Now, talking about travel: I've been to so many places as a traveling Consultant, and eaten as much food as I could get my grubby hands on in each city.  This year, for onsite work visits I have been to: Alpharetta, Las Colinas, Minneapolis, Philly, Phoenix, Seattle, Burbank, NYC, DC, Ottawa, Miami, Austin, Orlando, Lake Mary, and Portland. 

Travel tips:

  • If you hate cold, buy an electrically heated jacket! Mine is called: "Ororo Heated Jacket" and it was from Amazon, they have it for both men and women.
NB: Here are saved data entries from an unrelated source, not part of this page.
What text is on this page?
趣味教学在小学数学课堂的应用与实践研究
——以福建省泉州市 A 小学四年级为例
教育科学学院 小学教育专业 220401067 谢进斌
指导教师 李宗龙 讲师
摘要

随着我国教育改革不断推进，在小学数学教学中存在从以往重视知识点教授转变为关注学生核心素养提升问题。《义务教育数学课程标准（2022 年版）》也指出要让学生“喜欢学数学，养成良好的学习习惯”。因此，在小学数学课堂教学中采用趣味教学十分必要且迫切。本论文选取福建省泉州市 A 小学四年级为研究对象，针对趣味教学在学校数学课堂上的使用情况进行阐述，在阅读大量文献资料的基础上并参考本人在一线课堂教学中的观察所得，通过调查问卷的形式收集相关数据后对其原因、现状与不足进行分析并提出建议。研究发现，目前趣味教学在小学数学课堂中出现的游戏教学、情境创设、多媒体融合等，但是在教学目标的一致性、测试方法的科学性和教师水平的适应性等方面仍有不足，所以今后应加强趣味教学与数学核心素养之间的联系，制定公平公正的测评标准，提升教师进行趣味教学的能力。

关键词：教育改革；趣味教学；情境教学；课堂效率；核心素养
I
TSA is okay with it as long as you tell them ahead of time what it is or can explain it if they ask about it.. wired jackets, I'm sure, look a little scary under the scanner. 
  • If you hate dealing with luggage, buy an Underseater.  I bought this one, it fits under every seat (aisle, middle, window) on Southwest, United, Delta, and American Airlines as long as you only pack it 80% full.  I can get 2 laptops (MSI gaming + surface), tablet, 4 days of clothes, and all toiletries into this: 
  • Airline rewards are a joke.  You'll be lucky if you can take 20 trips and get 1 free one for vacation out of it, buying airline tickets from work are severely discounted (half what you pay for personal flights), and don't add up to much.  Better seats are kinda worth it, maybe, if you need to bring luggage.  If you get an "underseater" bag like mentioned above, you never need to worry about overhead space anyways.  You are probably better off taking different airlines to get non-stop flights than trying to get rewards out of one airline taking you a long roundabout way.  I think my time is worth more than their terrible rewards points that net very little. 
  • Renting a car is a pain, it takes 30 minutes sometimes to take a tram/walk from the airport gate to the rental car center.  Take uber/lyft/cabs to save time. 
  • Hotel rewards are baller, and my goodness you can rack up points fast. If you get the credit card too, oh my gosh, hello free hotels for every vacation!
  • Hotel points go on sale and you can catch them on Slickdeals sometimes.  These are worth buying when you can get them 30% off.  You can also use hotel points to get hotels that are priced at a premium due to an event because while the $ amount goes up, the points value always stays the same.  
  • Marriott has the best Wi-Fi speeds, period, hands down.  I've gotten so many Marriotts (ranged from low budget to nicer ones) with 10-80mb/s down and up speeds and played DOTA 2 on it happily on the free Wi-Fi, not even paying for the "good" Wi-Fi.  Hyatt's Wi-Fi sucks, forget playing games online you usually get .1-2mb/s up and down. Crowne Plaza Wi-Fi ain't bad. I don't know about Hilton, never really stay there, but I think that is the only chain that allows pets.  
  • Airport food sucks 95% of the time.  Same for the food in hotels. Local food tastes the best.  Chain food is the safest and least likely to mess up your stomach.